Télé : Écran super-plat

Entre médiocrités et rediffusions, tout se passe comme si la télévision avait pris ses vacances.

Jean-Claude Renard  • 26 juillet 2012 abonné·es

Après Isabelle la Catholique, après Louis XV et Marie Leczinska, voici Christine de Suède, « reine des scandales ». Un retour sur « une reine méconnue, qui a eu une vie originale, singulière et surtout incroyablement provocatrice », présentée par le toujours émoustillé Stéphane Bern (faudra-t-il un jour lui rappeler que tout cela s’est mal terminé, à la lanterne ou la tête tranchée ? S’il ne le sait pas, doit-on lui dire la vérité ?). « Secrets d’histoire » (France 2) se veut un coup de projo sur une tête couronnée, un mag « culturel » empruntant au documentaire, auquel des historiens, experts en personnages emperruqués, apportent leur caution. Avec « une femme qui se moque des conventions » (une révolutionnaire, en somme), qui « s’affiche au bras de nombreux amants », il y a de quoi émouvoir les chaumières.

« Secrets d’histoire » est l’un des « points forts » de la chaîne publique cet été. Avec le sempiternel « Fort Boyard » du samedi soir (23e saison, c’est long à la fin), où « une équipe de six personnalités, soutenant une même association, devra faire preuve d’ingéniosité, de force et de courage pour prétendre accéder au trésor tant convoité : les Boyards ». À lire les communiqués de presse, on se demande si les rédacteurs sont réellement sérieux. « Secrets d’histoire » ou « Fort Boyard » : deux titres au diapason d’une programmation au relief d’écran plat. À côté de magazines pseudo-culturels, de jeux, de divertissements ridicules, les chaînes multiplient les rediffusions. France 2 ne se lasse pas de « Rendez-vous en terre inconnue », de la série Boulevard du palais, des téléfilms adaptés des contes de Maupassant et de la série américaine Cold Case : affaires classées. France 3 aligne la série du Commissaire Montalbano, les numéros de « Thalassa » et de « Faut pas rêver », la série des Fantomas avec Louis de Funès (il fallait oser, mais la chaîne ne s’était pas privée de diffuser Oscar et Hibernatus lors des soirées de la présidentielle). Doit-on prier pour retrouver Don Camillo ? Pareillement inspirée, TF1 additionne et multiplie les séries américaines ( les Experts : Manhattan  ; Esprits criminels  ; New York, section criminelle ). De son côté, outre les séries NCIS et Sex and The City, M6 entretient son goût pour la télé-réalité avec une rediffusion de « D&Co », présentée par Valérie Damidot. Programme absurde sur la déco qui fait croire au clampin que son intérieur va changer de fond en comble en moins d’une semaine pour pas un rond.
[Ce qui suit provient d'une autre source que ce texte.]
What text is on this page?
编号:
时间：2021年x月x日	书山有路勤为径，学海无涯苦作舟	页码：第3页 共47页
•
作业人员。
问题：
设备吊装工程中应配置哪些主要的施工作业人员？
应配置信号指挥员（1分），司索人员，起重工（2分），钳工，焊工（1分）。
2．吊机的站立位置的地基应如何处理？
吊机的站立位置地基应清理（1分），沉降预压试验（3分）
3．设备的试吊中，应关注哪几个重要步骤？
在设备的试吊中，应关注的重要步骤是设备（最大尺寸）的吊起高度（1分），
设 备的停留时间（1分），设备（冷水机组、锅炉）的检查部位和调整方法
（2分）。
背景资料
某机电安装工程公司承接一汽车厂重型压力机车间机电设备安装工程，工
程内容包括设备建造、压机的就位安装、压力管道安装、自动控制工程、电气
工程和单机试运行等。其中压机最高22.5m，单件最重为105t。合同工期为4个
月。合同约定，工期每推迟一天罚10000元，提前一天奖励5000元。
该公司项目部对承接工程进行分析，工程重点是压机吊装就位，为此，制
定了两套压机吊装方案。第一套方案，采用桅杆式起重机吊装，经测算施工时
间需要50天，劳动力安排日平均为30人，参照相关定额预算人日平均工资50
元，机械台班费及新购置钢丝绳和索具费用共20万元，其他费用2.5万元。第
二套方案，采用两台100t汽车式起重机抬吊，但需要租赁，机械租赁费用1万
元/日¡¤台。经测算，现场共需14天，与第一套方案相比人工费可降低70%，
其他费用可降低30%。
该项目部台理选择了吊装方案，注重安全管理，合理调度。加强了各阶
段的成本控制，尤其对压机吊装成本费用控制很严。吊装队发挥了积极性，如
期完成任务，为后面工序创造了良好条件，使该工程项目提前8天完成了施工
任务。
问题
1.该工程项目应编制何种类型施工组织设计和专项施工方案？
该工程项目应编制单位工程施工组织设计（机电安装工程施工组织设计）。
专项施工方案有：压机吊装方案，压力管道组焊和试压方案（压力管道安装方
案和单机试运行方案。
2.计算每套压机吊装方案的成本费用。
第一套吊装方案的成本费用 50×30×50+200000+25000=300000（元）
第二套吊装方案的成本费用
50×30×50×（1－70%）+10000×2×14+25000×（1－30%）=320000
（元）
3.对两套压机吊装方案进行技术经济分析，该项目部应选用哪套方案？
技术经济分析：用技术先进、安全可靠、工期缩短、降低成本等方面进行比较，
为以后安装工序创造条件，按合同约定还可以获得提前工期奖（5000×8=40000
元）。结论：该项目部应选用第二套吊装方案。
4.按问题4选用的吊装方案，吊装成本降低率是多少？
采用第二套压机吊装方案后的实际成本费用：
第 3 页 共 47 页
Avec « L’amour est dans le pré », on jette à l’image un céréalier et viticulteur, un éleveur et maraîcher, une éleveuse de vaches à viande et un producteur d’Armagnac. Tous recevant chez eux des invités qui découvrent l’univers agricole. Entre premiers émois et rivalités, émotion garantie et voyeurisme assuré. Même Arte n’échappe pas à la tentation de la rediffusion : le Big Bang, mes ancêtres et moi, documentaire de Franck Guérin et Emmanuel Leconte, ou la Malédiction du plastique, de Ian Connacher ; les séries consacrées aux Kennedy et à la chute de Rome ; le téléfilm Gaspard le maudit, de Benoît Jacquot ; l’Effrontée, de Claude Miller… Si l’on regarde du côté des chaînes de la TNT, les programmes se partagent entre les habituelles séries policières américaines, auxquelles s’ajoutent les Columbo et la rediffusion des téléfilms franchouillards ( Une femme d’honneur  ; Louis la Brocante ) et la saga d’une Angélique, obstinément « marquise des anges » depuis les années 1960. D’un jour à l’autre, d’une semaine à l’autre, tout se passe comme si la télévision avait pris ses vacances. De fait, les tranches documentaires de France Télé, « Infrarouge » et « la Case de l’Oncle Doc », ont disparu des écrans. Médiocrités et rediffusions. Soit une double peine. Pour agiter le fond sonore, il n’y aura guère que Nelson Monfort, commentant les Jeux olympiques, comptant en millièmes de seconde ce qu’il devrait noter en poches de sang.